Potential leak in China nuclear plant facing 'performance issue': Report
Framotome had written to the US Department of Energy warning of an 'imminent radiological threat' and accusing Chinese authorities of raising acceptable limits for radiation outside the plant to avoid having to shut it down
A US media report has revealed the possibility of a potential leak in a Chinese nuclear plant near Hong Kong after its French operator said that the plant is dealing with a "performance issue" linked to a gas build-up.
The Taishan Nuclear Power Plant is jointly owned by China Guangdong Nuclear Power Group and French multinational electric utility Électricité de France, the main owner of Framotome, which helps operate the plant.
CNN reported Monday that Framotome had written to the US Department of Energy warning of an ''imminent radiological threat'' and accusing Chinese authorities of raising acceptable limits for radiation outside the plant to avoid having to shut it down.
EDF, the majority owner of Framatome, said in a statement that it had requested an extraordinary meeting of the power plant's board "for management to present all the data and the necessary decisions".
Framatome said in a statement that it is "supporting a resolution of a performance issue" at the plant.
"According to the data available, the plant is operating within the safety parameters," the company said.
EDF later said that there was an "increase in the concentration of certain noble gases in the primary circuit of reactor no. 1" at Taishan, referring to a part of the reactor's cooling system.
Noble gases are elements like argon, helium and neon which have low chemical reactivity.
Their presence in the system "is a known phenomenon, studied and provided for in the reactor operating procedures," EDF said.
David Fishman, manager at energy-focused consulting group The Lantau Group, said that the presence of noble gases could suggest the problem was caused by a cracked fuel rod.
"When you have a cracked fuel rod... you get a small release potentially of fission materials from inside that cracked fuel rod into the cooling loop, where it wouldn't normally be," he said.
"Failed fuel or cracked fuel is a fairly normal and common, undesirably certainly but not uncommon phenomenon in the nuclear fuel industry."
Citing a letter from Framatome to the US energy department, CNN said the warning included an accusation that the Chinese safety authority was raising the acceptable limits for radiation outside the facility in order to avoid having to shut it down.
But a US official told the broadcaster that the administration of President Joe Biden believes the facility is not yet at "crisis level".
The operator of the power station, state-owned China General Nuclear Power Group (CGN), said in a statement on Sunday evening that "the environmental indicators of Taishan Nuclear Power Plant and its surroundings are normal".
It did not reference any leak or incident at the power station, which it said meets "the requirements of nuclear safety regulations and power plant technical specifications."
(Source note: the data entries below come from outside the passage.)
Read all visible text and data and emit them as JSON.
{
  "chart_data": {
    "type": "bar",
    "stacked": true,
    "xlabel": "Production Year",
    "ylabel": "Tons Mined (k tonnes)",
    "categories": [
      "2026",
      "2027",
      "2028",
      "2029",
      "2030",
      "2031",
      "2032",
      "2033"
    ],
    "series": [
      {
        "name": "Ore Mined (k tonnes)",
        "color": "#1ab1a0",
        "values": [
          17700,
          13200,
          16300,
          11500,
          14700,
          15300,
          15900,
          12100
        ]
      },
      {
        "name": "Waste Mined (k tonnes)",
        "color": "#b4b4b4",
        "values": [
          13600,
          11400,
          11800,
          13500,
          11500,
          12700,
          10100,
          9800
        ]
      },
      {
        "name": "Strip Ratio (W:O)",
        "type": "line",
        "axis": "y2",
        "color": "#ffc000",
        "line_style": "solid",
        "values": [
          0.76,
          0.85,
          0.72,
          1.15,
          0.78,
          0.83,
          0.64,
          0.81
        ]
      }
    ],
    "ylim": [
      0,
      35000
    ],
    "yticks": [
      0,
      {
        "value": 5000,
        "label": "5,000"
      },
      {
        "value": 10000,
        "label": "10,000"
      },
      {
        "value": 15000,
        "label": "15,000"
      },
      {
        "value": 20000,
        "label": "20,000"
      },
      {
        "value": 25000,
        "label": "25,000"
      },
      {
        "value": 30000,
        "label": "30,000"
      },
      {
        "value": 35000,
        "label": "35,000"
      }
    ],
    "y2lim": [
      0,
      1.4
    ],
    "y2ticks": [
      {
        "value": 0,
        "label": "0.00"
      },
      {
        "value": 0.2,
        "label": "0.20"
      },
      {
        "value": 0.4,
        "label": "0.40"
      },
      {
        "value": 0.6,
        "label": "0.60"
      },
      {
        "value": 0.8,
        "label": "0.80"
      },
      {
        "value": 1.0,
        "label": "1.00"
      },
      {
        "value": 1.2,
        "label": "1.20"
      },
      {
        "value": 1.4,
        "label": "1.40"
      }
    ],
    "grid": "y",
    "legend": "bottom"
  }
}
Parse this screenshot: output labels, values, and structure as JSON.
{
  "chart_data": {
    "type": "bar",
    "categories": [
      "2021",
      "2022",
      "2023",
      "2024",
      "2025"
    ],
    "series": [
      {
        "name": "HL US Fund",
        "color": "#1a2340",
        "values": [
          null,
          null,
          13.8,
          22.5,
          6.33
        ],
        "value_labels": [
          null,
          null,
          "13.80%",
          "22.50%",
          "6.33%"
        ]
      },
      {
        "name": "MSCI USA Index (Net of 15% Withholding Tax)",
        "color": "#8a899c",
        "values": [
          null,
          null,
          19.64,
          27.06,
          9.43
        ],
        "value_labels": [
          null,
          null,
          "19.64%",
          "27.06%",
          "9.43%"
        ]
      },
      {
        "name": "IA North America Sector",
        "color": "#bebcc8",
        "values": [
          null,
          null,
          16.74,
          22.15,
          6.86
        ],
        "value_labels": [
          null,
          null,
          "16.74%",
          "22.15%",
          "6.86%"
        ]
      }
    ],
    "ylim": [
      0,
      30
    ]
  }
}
The International Atomic Energy Agency, a UN body, said it had contacted its counterpart in China regarding the issue.
"At this stage, the Agency has no indication that a radiological incident occurred," the IAEA said in a statement, adding that it would share more information "as it becomes available".
If the problem is a cracked fuel rod, said Fishman, it would have to be logged by the Chinese nuclear safety administration with a mitigation report to fix the problem.
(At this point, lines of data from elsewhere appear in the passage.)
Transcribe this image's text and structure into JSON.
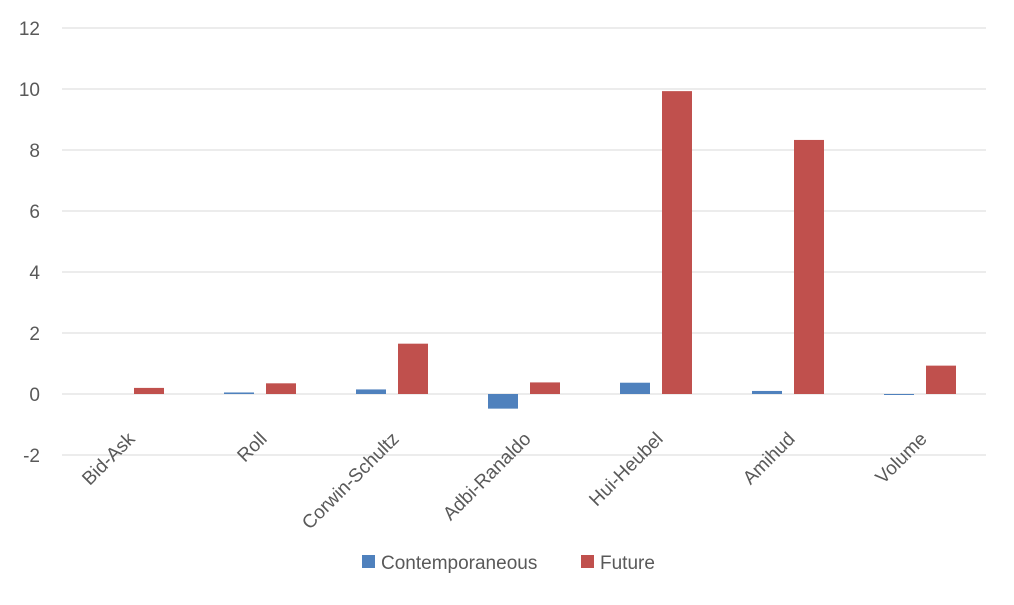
{
  "chart_data": {
    "type": "bar",
    "categories": [
      "Bid-Ask",
      "Roll",
      "Corwin-Schultz",
      "Adbi-Ranaldo",
      "Hui-Heubel",
      "Amihud",
      "Volume"
    ],
    "series": [
      {
        "name": "Contemporaneous",
        "values": [
          0.0,
          0.05,
          0.15,
          -0.48,
          0.37,
          0.1,
          -0.02
        ],
        "color": "#4f81bd"
      },
      {
        "name": "Future",
        "values": [
          0.2,
          0.35,
          1.65,
          0.38,
          9.93,
          8.33,
          0.93
        ],
        "color": "#c0504d"
      }
    ],
    "ylim": [
      -2,
      12
    ],
    "yticks": [
      -2,
      0,
      2,
      4,
      6,
      8,
      10,
      12
    ],
    "grid": true,
    "legend": "bottom",
    "title": "",
    "xlabel": "",
    "ylabel": ""
  }
}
What's more, "if (Framatome) were going to transfer over any information that they have gotten from working in the US, they would have to apply for an exemption... because CGN is on the US entity list," he added.
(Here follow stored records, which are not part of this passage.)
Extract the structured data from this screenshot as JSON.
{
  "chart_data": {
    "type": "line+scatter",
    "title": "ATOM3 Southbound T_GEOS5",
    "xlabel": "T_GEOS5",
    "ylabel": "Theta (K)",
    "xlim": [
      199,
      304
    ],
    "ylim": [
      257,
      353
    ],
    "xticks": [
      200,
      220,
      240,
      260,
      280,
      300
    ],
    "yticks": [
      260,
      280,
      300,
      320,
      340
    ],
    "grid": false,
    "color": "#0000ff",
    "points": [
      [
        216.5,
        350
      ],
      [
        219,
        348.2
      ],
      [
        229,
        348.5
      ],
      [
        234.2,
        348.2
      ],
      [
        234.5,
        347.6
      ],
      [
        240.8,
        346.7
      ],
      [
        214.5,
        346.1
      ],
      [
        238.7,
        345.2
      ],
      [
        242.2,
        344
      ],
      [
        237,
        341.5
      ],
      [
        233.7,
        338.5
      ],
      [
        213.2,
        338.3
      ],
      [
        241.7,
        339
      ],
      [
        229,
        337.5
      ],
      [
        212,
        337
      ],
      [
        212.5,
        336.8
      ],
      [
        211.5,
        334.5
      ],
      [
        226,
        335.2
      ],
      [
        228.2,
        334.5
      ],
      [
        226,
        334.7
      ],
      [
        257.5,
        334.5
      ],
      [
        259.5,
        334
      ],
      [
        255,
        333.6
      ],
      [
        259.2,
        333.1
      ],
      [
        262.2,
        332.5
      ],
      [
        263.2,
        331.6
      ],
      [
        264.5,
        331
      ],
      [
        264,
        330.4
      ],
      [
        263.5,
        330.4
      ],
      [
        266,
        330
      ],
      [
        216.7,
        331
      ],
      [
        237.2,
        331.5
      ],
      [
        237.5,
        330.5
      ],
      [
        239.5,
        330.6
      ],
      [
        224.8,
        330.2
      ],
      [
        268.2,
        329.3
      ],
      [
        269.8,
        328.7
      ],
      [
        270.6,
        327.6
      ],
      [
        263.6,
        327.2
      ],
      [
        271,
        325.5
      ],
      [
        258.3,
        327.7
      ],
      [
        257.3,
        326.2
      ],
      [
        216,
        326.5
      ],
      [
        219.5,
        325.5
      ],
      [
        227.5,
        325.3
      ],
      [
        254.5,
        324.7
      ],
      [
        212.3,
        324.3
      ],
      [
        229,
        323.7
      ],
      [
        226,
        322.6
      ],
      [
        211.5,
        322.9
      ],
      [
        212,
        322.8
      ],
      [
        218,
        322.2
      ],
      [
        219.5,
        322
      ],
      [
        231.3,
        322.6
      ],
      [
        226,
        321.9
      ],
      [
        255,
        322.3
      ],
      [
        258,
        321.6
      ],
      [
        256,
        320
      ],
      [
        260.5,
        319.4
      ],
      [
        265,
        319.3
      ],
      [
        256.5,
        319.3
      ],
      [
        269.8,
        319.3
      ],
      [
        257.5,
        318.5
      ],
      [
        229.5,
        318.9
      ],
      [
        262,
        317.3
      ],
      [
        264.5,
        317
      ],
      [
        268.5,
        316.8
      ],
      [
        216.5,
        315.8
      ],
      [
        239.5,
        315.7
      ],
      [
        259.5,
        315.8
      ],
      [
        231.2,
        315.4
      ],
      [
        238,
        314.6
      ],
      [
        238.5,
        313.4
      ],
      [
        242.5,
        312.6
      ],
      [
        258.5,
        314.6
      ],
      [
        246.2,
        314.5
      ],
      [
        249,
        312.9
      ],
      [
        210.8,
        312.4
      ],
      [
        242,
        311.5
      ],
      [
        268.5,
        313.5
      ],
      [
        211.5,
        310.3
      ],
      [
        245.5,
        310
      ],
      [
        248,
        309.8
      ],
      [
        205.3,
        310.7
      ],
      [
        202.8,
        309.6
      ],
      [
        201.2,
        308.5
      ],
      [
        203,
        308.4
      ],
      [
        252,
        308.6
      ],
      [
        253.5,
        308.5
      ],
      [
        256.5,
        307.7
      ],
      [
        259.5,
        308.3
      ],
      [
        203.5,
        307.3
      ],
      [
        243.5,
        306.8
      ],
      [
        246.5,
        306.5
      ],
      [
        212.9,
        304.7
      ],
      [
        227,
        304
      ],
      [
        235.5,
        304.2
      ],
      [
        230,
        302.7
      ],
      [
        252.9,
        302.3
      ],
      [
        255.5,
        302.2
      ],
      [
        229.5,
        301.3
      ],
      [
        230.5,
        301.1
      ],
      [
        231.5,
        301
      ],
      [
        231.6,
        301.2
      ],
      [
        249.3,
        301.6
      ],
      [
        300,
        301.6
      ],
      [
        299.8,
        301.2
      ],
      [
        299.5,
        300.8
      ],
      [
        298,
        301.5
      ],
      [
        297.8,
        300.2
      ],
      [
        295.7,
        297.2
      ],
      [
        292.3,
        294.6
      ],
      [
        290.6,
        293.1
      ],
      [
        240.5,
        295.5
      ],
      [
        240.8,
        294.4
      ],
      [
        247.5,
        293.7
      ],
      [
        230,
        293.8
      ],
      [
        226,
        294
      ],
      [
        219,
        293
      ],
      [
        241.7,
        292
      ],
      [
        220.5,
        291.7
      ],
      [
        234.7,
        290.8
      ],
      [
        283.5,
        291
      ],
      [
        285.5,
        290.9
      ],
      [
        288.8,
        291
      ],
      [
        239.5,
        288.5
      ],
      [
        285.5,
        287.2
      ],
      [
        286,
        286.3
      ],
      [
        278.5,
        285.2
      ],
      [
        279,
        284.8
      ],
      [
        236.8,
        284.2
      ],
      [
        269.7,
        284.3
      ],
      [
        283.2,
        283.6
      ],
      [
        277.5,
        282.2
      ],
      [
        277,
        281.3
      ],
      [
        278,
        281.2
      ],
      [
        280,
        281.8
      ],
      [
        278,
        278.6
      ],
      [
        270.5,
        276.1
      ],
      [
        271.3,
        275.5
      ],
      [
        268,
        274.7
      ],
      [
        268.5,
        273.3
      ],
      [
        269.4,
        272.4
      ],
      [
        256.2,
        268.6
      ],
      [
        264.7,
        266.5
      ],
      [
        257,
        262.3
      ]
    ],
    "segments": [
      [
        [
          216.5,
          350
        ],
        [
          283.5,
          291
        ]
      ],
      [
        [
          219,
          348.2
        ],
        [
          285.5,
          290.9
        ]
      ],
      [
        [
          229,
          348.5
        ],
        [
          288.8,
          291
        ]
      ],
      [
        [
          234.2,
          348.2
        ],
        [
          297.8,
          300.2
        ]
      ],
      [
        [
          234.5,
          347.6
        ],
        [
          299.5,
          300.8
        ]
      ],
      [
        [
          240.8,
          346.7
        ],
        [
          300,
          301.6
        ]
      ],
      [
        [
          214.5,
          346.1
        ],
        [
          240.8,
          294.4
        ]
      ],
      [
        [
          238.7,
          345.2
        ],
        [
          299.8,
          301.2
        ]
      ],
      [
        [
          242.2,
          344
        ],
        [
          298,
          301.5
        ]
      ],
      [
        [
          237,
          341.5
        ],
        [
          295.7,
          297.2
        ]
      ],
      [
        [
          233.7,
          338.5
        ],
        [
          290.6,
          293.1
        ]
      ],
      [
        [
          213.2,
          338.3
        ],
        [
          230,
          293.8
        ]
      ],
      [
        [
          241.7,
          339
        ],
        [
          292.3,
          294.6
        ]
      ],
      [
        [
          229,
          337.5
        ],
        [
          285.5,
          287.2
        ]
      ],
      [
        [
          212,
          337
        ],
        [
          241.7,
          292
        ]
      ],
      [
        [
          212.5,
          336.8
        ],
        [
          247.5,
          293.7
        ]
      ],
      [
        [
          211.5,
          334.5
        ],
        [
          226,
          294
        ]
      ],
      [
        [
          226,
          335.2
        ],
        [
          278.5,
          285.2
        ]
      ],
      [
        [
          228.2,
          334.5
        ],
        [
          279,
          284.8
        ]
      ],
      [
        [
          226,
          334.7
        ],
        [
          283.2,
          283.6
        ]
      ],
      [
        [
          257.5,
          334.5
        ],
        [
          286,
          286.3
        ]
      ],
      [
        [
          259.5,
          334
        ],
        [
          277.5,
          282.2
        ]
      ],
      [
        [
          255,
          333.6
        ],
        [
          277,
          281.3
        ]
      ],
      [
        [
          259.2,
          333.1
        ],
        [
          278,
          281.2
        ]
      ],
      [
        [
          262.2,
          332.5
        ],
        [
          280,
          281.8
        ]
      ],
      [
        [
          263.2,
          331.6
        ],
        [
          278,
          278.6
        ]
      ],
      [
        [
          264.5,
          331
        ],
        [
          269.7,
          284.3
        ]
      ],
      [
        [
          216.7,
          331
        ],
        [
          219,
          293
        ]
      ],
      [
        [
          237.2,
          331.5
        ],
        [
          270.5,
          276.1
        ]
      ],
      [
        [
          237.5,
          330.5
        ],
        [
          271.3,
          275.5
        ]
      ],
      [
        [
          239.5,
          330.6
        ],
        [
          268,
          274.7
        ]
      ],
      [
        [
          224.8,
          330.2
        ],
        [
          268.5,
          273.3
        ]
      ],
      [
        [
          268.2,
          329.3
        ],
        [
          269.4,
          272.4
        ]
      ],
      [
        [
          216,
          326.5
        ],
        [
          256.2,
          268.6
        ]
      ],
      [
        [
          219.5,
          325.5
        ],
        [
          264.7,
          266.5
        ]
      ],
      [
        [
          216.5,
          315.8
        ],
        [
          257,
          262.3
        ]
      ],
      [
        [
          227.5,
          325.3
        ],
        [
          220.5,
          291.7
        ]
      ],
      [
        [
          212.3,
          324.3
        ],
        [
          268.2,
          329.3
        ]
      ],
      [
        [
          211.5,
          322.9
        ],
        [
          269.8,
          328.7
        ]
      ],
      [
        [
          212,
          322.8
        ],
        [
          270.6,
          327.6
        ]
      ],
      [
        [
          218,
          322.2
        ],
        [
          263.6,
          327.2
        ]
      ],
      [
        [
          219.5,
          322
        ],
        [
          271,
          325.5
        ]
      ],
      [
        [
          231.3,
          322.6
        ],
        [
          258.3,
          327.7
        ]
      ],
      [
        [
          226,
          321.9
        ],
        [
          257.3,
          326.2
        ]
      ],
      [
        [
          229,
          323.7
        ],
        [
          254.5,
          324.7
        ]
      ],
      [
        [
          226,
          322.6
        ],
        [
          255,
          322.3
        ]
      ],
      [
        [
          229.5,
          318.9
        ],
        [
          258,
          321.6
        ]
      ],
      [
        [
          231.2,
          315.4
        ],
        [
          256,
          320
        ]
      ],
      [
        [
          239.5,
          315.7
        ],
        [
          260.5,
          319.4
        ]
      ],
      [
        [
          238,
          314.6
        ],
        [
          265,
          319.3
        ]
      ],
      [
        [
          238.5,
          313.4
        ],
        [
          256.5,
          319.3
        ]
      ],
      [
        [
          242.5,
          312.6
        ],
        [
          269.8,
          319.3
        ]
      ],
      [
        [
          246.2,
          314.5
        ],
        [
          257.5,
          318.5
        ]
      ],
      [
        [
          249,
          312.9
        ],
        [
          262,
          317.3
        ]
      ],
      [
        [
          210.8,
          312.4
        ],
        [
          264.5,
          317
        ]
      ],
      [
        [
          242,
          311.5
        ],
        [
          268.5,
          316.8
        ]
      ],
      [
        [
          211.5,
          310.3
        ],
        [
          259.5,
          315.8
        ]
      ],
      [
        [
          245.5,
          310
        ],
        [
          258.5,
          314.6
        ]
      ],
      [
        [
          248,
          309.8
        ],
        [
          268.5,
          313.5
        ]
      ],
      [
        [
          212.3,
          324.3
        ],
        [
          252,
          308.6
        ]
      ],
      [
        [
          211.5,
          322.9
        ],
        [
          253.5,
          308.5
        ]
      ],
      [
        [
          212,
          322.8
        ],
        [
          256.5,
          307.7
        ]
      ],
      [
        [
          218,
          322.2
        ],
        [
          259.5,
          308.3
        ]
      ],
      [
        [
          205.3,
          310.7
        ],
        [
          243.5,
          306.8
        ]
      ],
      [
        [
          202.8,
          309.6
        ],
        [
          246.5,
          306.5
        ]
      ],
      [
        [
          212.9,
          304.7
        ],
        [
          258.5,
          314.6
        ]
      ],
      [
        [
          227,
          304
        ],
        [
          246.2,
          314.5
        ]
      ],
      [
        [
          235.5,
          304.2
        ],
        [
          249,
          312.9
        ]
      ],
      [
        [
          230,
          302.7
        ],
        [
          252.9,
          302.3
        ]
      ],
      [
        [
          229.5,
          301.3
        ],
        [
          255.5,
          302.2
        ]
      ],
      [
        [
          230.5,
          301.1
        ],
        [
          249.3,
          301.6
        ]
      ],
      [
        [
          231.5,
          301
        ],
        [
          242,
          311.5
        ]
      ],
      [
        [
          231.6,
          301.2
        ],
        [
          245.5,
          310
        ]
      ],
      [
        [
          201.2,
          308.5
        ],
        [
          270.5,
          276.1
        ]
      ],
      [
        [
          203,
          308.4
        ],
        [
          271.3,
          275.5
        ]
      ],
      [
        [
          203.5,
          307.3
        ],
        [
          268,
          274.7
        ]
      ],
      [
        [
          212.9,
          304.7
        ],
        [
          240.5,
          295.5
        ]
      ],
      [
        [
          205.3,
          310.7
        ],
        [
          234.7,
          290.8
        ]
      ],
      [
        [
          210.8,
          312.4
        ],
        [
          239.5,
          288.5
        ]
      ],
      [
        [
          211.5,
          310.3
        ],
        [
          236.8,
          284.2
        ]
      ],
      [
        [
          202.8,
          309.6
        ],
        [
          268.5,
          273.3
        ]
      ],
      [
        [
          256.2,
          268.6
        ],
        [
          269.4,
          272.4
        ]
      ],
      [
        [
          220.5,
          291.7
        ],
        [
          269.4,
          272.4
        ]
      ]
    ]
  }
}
"It is a no-fly zone for any US information, any information or data or technology or IP to go to China."
Powered up in 2018, the Taishan plant was the first worldwide to operate a next-generation EPR nuclear reactor, a pressurised water design that has been subject to years of delays in similar European projects in Britain, France and Finland.
There are now two EPR power units at the plant in the city of Taishan, which sits close to the coastline of southern Guangdong -- China's most populous province.
EPR reactors have been touted as promising advances in safety and efficiency over conventional reactors while producing less waste.
Nuclear plants supplied less than five percent of China's annual electricity needs in 2019, according to the National Energy Administration, but this share is expected to grow as Beijing attempts to become carbon neutral by 2060.
China has 47 nuclear plants with a total generation capacity of 48.75 gigawatts, the world's third-highest after the United States and France and has invested billions of dollars to develop its nuclear energy sector.
Last month Russian President Vladimir Putin and his Chinese counterpart Xi Jinping launched work on Russian-built nuclear power plants in China.